Coffee in hand, I surveyed our tiny garden from the back deck, in the shade of the burgeoning cherry tree. I didn’t expect a call to battle.
The peony I found it in a plastic grocery bag at the side of a busy highway four years ago is finally thriving. Shoved among the other perennials in the back garden in sub-optimal soil, it flowered for the first time and over-sized blossoms thick with crinoline-like petals tipped the stems over.
A foot away from this buxom dowager is a yellow iris, a starved waif with broadsword leaves and another foot beyond it is its skinnier purple Siberian cousin armed with rapier leaves that I wish would dispatch the gout weed that thrusts between the rhizomes. Occasionally I lop off the gout weeds’ heads to slow down their advance.
Behind the peony is a hefty, broad-leafed hosta, an overall-wearing gardener with a big bum and a low center of gravity. He’s been there for 22 years, long before the upstart peony invaded his space and eclipsed his plain August flowers, simple and soothing in the late summer heat. To the left are a trio of aggressive lilies that will soon blast us with laser beam blooms of yellow and orange.
Phlox, philosophical, leans against the fence, casually observing the monardas heads attracting bees, thinking about making a move into her turf but worried about being stung.
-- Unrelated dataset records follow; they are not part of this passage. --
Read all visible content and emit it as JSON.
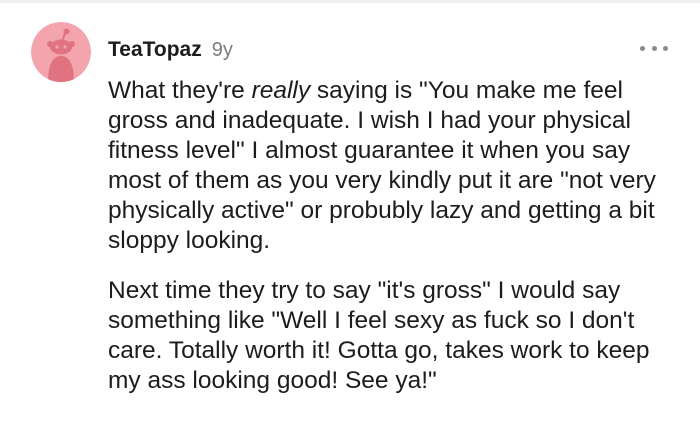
{
  "comment": {
    "author": "TeaTopaz",
    "age": "9y",
    "paragraph1": {
      "before": "What they're ",
      "emphasis": "really",
      "after": " saying is \"You make me feel gross and inadequate. I wish I had your physical fitness level\" I almost guarantee it when you say most of them as you very kindly put it are \"not very physically active\" or probubly lazy and getting a bit sloppy looking."
    },
    "paragraph2": "Next time they try to say \"it's gross\" I would say something like \"Well I feel sexy as fuck so I don't care. Totally worth it! Gotta go, takes work to keep my ass looking good! See ya!\""
  },
  "icons": {
    "avatar": "snoo-avatar-icon",
    "more": "more-options-icon"
  },
  "colors": {
    "avatar_bg": "#f3a4ad",
    "avatar_figure": "#e0737f",
    "username": "#1c1c1c",
    "age": "#7c7c7c",
    "text": "#1c1c1c",
    "more_dots": "#878a8c"
  }
}
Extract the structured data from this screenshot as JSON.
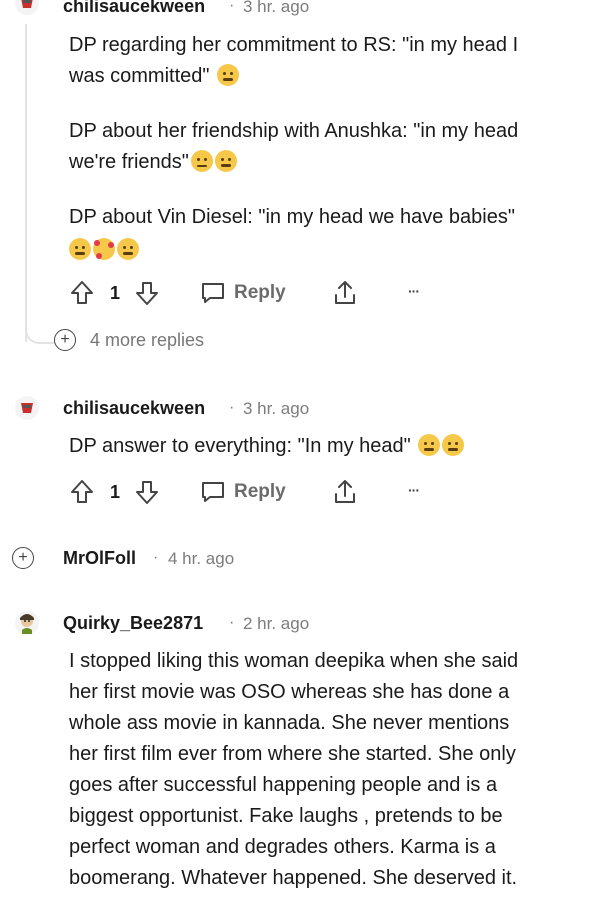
{
  "comment1": {
    "username": "chilisaucekween",
    "separator": "·",
    "time": "3 hr. ago",
    "line1": "DP regarding her commitment to RS: \"in my head I",
    "line2": "was committed\"",
    "line3": "DP about her friendship with Anushka: \"in my head",
    "line4": "we're friends\"",
    "line5": "DP about Vin Diesel: \"in my head we have babies\"",
    "vote_count": "1",
    "reply_label": "Reply",
    "more_label": "···",
    "more_replies": "4 more replies"
  },
  "comment2": {
    "username": "chilisaucekween",
    "separator": "·",
    "time": "3 hr. ago",
    "body": "DP answer to everything: \"In my head\"",
    "vote_count": "1",
    "reply_label": "Reply",
    "more_label": "···"
  },
  "comment3": {
    "username": "MrOlFoll",
    "separator": "·",
    "time": "4 hr. ago"
  },
  "comment4": {
    "username": "Quirky_Bee2871",
    "separator": "·",
    "time": "2 hr. ago",
    "lines": [
      "I stopped liking this woman deepika when she said",
      "her first movie was OSO whereas she has done a",
      "whole ass movie in kannada. She never mentions",
      "her first film ever from where she started. She only",
      "goes after successful happening people and is a",
      "biggest opportunist. Fake laughs , pretends to be",
      "perfect woman and degrades others. Karma is a",
      "boomerang. Whatever happened. She deserved it."
    ]
  },
  "icons": {
    "upvote": "upvote-icon",
    "downvote": "downvote-icon",
    "reply": "chat-bubble-icon",
    "share": "share-icon",
    "expand": "plus-icon"
  }
}
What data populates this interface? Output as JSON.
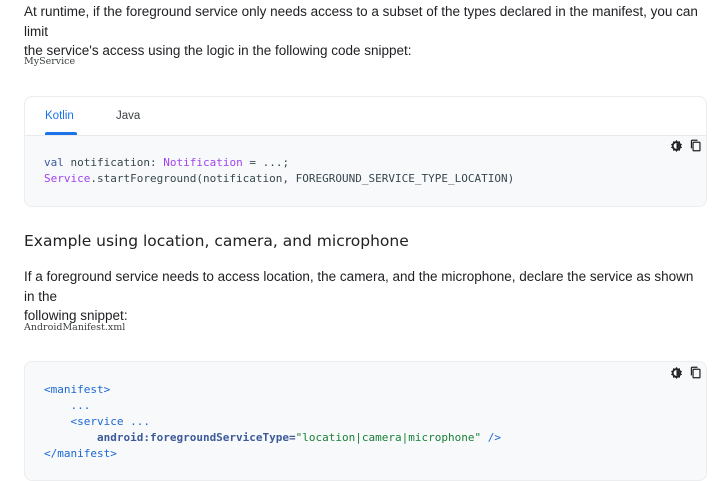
{
  "intro": {
    "line1": "At runtime, if the foreground service only needs access to a subset of the types declared in the manifest, you can limit",
    "line2": "the service's access using the logic in the following code snippet:"
  },
  "snippet1": {
    "file_label": "MyService",
    "tabs": [
      "Kotlin",
      "Java"
    ],
    "selected_tab": "Kotlin",
    "line1": {
      "kw": "val",
      "name": " notification: ",
      "type": "Notification",
      "rest": " = ...;"
    },
    "line2": {
      "type": "Service",
      "rest": ".startForeground(notification, FOREGROUND_SERVICE_TYPE_LOCATION)"
    }
  },
  "section": {
    "heading": "Example using location, camera, and microphone",
    "para_line1": "If a foreground service needs to access location, the camera, and the microphone, declare the service as shown in the",
    "para_line2": "following snippet:"
  },
  "snippet2": {
    "file_label": "AndroidManifest.xml",
    "line1": "<manifest>",
    "line2": "    ...",
    "line3_tag": "    <service ...",
    "line4_attr": "        android:foregroundServiceType=",
    "line4_value": "\"location|camera|microphone\"",
    "line4_end": " />",
    "line5": "</manifest>"
  },
  "icons": {
    "theme": "theme-toggle-icon",
    "copy": "copy-icon"
  }
}
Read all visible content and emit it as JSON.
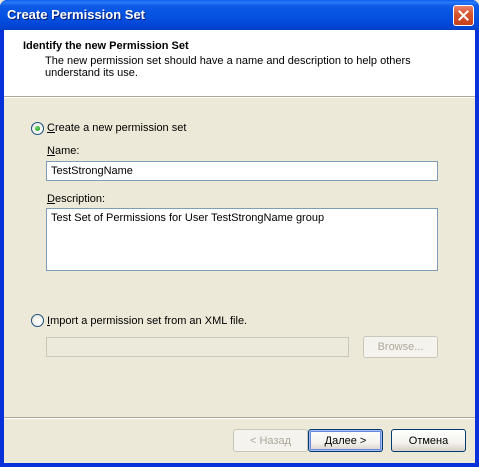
{
  "window": {
    "title": "Create Permission Set"
  },
  "header": {
    "title": "Identify the new Permission Set",
    "description": "The new permission set should have a name and description to help others understand its use."
  },
  "create_option": {
    "label_prefix": "C",
    "label_rest": "reate a new permission set",
    "selected": true
  },
  "name_field": {
    "label_prefix": "N",
    "label_rest": "ame:",
    "value": "TestStrongName"
  },
  "description_field": {
    "label_prefix": "D",
    "label_rest": "escription:",
    "value": "Test Set of Permissions for User TestStrongName group"
  },
  "import_option": {
    "label_prefix": "I",
    "label_rest": "mport a permission set from an XML file.",
    "selected": false
  },
  "import_path": {
    "value": ""
  },
  "buttons": {
    "browse": "Browse...",
    "back": "< Назад",
    "next": "Далее >",
    "cancel": "Отмена"
  }
}
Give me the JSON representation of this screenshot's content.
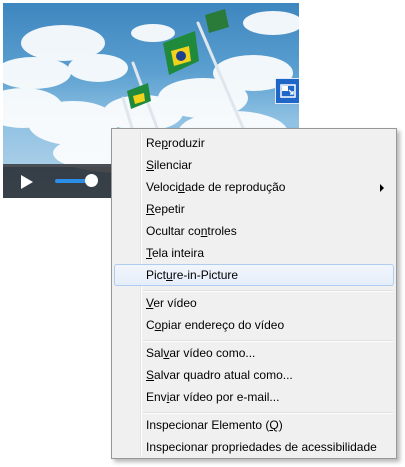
{
  "video": {
    "pip_icon": "picture-in-picture-icon",
    "controls": {
      "play_icon": "play-icon",
      "volume_level": 0.75
    }
  },
  "context_menu": {
    "items": [
      {
        "label": "Reproduzir",
        "access_key": "p"
      },
      {
        "label": "Silenciar",
        "access_key": "S"
      },
      {
        "label": "Velocidade de reprodução",
        "access_key": "d",
        "submenu": true
      },
      {
        "label": "Repetir",
        "access_key": "R"
      },
      {
        "label": "Ocultar controles",
        "access_key": "n"
      },
      {
        "label": "Tela inteira",
        "access_key": "T"
      },
      {
        "label": "Picture-in-Picture",
        "access_key": "u",
        "highlighted": true
      },
      {
        "label": "Ver vídeo",
        "access_key": "V"
      },
      {
        "label": "Copiar endereço do vídeo",
        "access_key": "o"
      },
      {
        "label": "Salvar vídeo como...",
        "access_key": "v"
      },
      {
        "label": "Salvar quadro atual como...",
        "access_key": "S"
      },
      {
        "label": "Enviar vídeo por e-mail...",
        "access_key": "i"
      },
      {
        "label": "Inspecionar Elemento (Q)",
        "access_key": "Q"
      },
      {
        "label": "Inspecionar propriedades de acessibilidade",
        "access_key": ""
      }
    ]
  }
}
Languishing under the cherry tree are the astilbes, breaking my heart because they fail to thrive, never producing the foamy white flowers that remind me of crashing surf. Meanwhile, the gangster day lilies take over the patch with the most sun, opportunists in the crappy soil pushing aside the quiet bellflowers, like a chain gang.
As I considered the garden mayhem, I watched a baby bunny forage in the fallen cherries speckling the ground like drops of blood. Distracted by a spitting sound, I looked into the cherry tree and saw swaths of empty branches where yesterday loads of cherries gradually turning yellow and pink, soon to be red, hung. Then I saw him – the squirrel – staring down at me, a pink globe in his mitts, defiant. Bastard! He and his ilk have been eating the crop, emptying the tree.
I ran to the front, out the door and grabbed the nearest rock, raced back to the deck and hurled it at the thief. I wished him stomach cramps and diarrhea and a cherry pit blocking his anus.
He was unperturbed.
Despite the pilfering, enough cherries were salvaged to make treats and to freeze, and we left those at the top to the damn squirrels.
I’m told coyote piss is a good deterrent and it’s available at garden centers. I think a squirt gun loaded with it might work, too. Next year.